11. April 2021Beitrag von Emilia Hartmann

Wetter deuten

In zahlreichen Situationen ist es wichtig, das Wetter richtig zu deuten. Nicht immer helfen hier die alten Haushaltsregeln. Orientieren Sie sich an dieser Checkliste.

Gewitter und Co. richtig deuten

Gewitter:

Risikogebiete Zecken

Naht ein Gewitter, wird es in der Regel zuvor kalte Windböen geben. Diese Böen gehen schätzungsweise ungefähr 10 Minuten einem solchen Gewitter voraus. Dabei können Sie die Wolken beobachten.

o Wenn es zum Regen kommt, werden sich an den unteren Wolken sogenannten Wolkenfetzen bilden. Wenn sich die Wolken oben wie bei einem Amboß ausdehnen, wird ein starkes Gewitter zu erwarten sein.

o Sofern in den ersten Tagesstunden sogenannte Flockenwolken auftauchen, deren Ränder auseinanderlaufen oder Türmchenwolken zu sehen sind, die unregelmäßig sind, ist mit einem nahenden Gewitter zu rechnen.

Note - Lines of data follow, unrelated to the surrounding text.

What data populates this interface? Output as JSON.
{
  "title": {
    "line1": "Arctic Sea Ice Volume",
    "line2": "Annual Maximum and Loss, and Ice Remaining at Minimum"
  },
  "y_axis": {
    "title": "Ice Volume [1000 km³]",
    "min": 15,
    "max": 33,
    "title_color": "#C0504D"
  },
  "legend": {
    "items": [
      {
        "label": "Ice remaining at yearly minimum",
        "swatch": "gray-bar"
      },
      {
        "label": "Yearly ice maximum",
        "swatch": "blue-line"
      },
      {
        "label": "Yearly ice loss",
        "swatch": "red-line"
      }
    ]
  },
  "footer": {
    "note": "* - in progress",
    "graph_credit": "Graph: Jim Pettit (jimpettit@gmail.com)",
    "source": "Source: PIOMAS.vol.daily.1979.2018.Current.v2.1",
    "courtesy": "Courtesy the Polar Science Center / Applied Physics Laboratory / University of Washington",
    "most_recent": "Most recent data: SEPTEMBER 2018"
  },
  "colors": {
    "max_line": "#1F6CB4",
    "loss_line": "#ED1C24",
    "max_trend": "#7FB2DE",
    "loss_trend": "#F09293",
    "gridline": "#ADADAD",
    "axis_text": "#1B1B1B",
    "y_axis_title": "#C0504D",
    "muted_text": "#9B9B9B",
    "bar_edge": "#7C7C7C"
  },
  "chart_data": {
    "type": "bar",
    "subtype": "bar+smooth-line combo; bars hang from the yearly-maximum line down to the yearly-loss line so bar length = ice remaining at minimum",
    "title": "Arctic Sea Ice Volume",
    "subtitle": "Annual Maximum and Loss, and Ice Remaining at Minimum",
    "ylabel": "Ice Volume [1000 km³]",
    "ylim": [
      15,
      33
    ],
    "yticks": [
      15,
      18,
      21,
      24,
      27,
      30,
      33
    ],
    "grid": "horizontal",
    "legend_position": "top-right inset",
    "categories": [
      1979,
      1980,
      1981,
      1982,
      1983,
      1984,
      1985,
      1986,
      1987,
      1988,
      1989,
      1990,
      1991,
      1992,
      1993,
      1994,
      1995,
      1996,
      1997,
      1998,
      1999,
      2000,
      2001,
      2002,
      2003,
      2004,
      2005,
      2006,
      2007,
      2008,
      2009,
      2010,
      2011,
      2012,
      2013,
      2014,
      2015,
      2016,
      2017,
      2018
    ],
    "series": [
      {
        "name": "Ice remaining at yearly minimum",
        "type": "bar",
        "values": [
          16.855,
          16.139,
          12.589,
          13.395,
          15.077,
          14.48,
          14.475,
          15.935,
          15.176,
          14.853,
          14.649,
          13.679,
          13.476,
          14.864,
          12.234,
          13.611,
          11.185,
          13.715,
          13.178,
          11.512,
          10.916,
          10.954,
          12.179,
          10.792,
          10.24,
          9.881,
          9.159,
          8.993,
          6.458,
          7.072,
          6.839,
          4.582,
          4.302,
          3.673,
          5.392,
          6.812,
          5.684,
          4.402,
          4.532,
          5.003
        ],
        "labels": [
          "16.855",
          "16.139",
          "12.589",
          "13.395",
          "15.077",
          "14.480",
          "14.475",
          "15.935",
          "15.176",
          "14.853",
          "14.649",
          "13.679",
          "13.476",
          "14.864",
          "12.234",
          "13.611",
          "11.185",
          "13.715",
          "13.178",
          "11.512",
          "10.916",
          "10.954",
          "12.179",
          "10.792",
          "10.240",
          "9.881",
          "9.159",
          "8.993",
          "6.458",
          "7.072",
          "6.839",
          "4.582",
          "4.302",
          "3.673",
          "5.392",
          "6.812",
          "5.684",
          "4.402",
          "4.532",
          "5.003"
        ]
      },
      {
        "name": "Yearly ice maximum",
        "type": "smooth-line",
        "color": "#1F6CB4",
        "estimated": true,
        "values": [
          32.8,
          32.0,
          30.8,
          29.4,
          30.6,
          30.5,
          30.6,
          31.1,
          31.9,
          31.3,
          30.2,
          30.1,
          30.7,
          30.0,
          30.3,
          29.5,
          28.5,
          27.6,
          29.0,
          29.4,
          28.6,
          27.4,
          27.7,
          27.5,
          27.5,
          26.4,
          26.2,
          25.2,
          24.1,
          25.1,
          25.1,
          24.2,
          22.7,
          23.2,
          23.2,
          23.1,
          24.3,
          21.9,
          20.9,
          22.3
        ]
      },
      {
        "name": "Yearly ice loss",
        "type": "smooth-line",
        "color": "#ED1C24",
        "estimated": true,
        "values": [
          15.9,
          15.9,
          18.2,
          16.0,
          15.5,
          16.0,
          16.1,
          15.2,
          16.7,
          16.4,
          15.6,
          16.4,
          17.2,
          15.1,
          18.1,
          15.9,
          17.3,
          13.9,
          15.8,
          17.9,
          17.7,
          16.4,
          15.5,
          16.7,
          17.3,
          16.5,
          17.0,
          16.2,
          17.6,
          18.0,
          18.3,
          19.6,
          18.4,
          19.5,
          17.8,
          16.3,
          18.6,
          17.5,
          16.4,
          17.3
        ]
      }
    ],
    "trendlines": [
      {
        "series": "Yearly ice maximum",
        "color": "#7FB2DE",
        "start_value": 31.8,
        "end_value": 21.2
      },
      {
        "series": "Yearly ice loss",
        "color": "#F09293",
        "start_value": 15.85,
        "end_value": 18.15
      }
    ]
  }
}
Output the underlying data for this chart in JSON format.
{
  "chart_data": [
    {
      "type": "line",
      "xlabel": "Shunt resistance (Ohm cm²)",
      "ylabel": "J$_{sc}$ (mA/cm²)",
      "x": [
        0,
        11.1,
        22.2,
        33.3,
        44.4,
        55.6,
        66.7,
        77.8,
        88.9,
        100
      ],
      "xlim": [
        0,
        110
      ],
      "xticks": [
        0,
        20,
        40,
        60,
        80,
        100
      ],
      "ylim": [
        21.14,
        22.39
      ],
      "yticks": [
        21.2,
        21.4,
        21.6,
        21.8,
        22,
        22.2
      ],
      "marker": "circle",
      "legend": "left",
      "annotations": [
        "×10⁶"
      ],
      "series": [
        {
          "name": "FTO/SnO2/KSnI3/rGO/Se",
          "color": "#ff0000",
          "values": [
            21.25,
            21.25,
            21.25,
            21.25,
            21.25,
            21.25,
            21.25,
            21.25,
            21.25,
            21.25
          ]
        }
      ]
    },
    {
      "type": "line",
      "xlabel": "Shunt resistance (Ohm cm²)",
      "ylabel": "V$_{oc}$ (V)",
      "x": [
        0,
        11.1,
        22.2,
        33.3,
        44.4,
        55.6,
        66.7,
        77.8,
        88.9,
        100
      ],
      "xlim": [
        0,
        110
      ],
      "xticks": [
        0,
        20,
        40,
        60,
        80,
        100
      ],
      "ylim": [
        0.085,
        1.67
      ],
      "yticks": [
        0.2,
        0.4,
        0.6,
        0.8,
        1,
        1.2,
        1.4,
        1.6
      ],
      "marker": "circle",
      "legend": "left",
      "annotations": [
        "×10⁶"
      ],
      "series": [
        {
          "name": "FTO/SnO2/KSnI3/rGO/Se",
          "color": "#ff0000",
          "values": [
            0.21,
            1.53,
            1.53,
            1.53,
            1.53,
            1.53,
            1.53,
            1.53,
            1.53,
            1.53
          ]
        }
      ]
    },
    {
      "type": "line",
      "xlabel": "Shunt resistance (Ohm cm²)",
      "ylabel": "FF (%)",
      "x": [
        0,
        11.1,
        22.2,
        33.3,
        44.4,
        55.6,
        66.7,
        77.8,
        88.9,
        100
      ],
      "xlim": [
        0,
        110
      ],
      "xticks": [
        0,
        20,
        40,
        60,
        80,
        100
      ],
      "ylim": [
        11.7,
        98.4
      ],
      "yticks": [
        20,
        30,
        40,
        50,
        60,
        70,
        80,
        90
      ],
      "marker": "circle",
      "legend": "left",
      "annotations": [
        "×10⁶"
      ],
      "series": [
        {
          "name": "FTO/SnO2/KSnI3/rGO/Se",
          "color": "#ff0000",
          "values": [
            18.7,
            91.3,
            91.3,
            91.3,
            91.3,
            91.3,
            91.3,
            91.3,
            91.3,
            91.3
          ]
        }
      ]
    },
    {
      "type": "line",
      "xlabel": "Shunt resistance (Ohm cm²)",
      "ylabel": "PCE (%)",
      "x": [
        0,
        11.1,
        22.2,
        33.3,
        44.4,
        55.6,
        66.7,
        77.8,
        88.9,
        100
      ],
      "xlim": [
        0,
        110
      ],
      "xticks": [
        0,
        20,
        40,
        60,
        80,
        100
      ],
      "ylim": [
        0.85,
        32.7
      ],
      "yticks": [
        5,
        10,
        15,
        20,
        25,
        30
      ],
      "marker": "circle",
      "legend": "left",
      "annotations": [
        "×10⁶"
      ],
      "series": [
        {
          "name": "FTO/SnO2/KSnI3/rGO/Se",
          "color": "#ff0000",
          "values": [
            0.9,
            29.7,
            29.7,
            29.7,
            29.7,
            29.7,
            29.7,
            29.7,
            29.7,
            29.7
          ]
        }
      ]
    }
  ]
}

o Wenn solche Gewitterwolken im Verlauf des Tages nicht weiter wachsen, wird das Gewitter mit höherer Sicherheit nicht ausbrechen.

Schönes Wetter:

Wenn Sie morgens nach einer kalten Nacht starken Reif finden oder Tau sehen, dann spricht dies für die Entwicklung von schönem Wetter. Zunächst sehen Sie an solchen Vormittagen gut, dann steigt Dunst auf, die Sicht verschlechtert sich. Die Temperatur wird morgens um 4 Grad oder sogar etwas stärker gegenüber der Temperatur am vorhergehenden Abend sinken.

o Im Winter oder im frühen Frühjahr wird der Frost tagsüber verschwinden und abends wieder verstärkt auftreten.

o Im Tal wird die Wärme größer sein als auf Anhöhen.

o Der Himmel ist wolkenarm, während Sie Morgenröte wahrnehmen.

o Der Himmel ist blau, während der Horizont grau dunstig ist.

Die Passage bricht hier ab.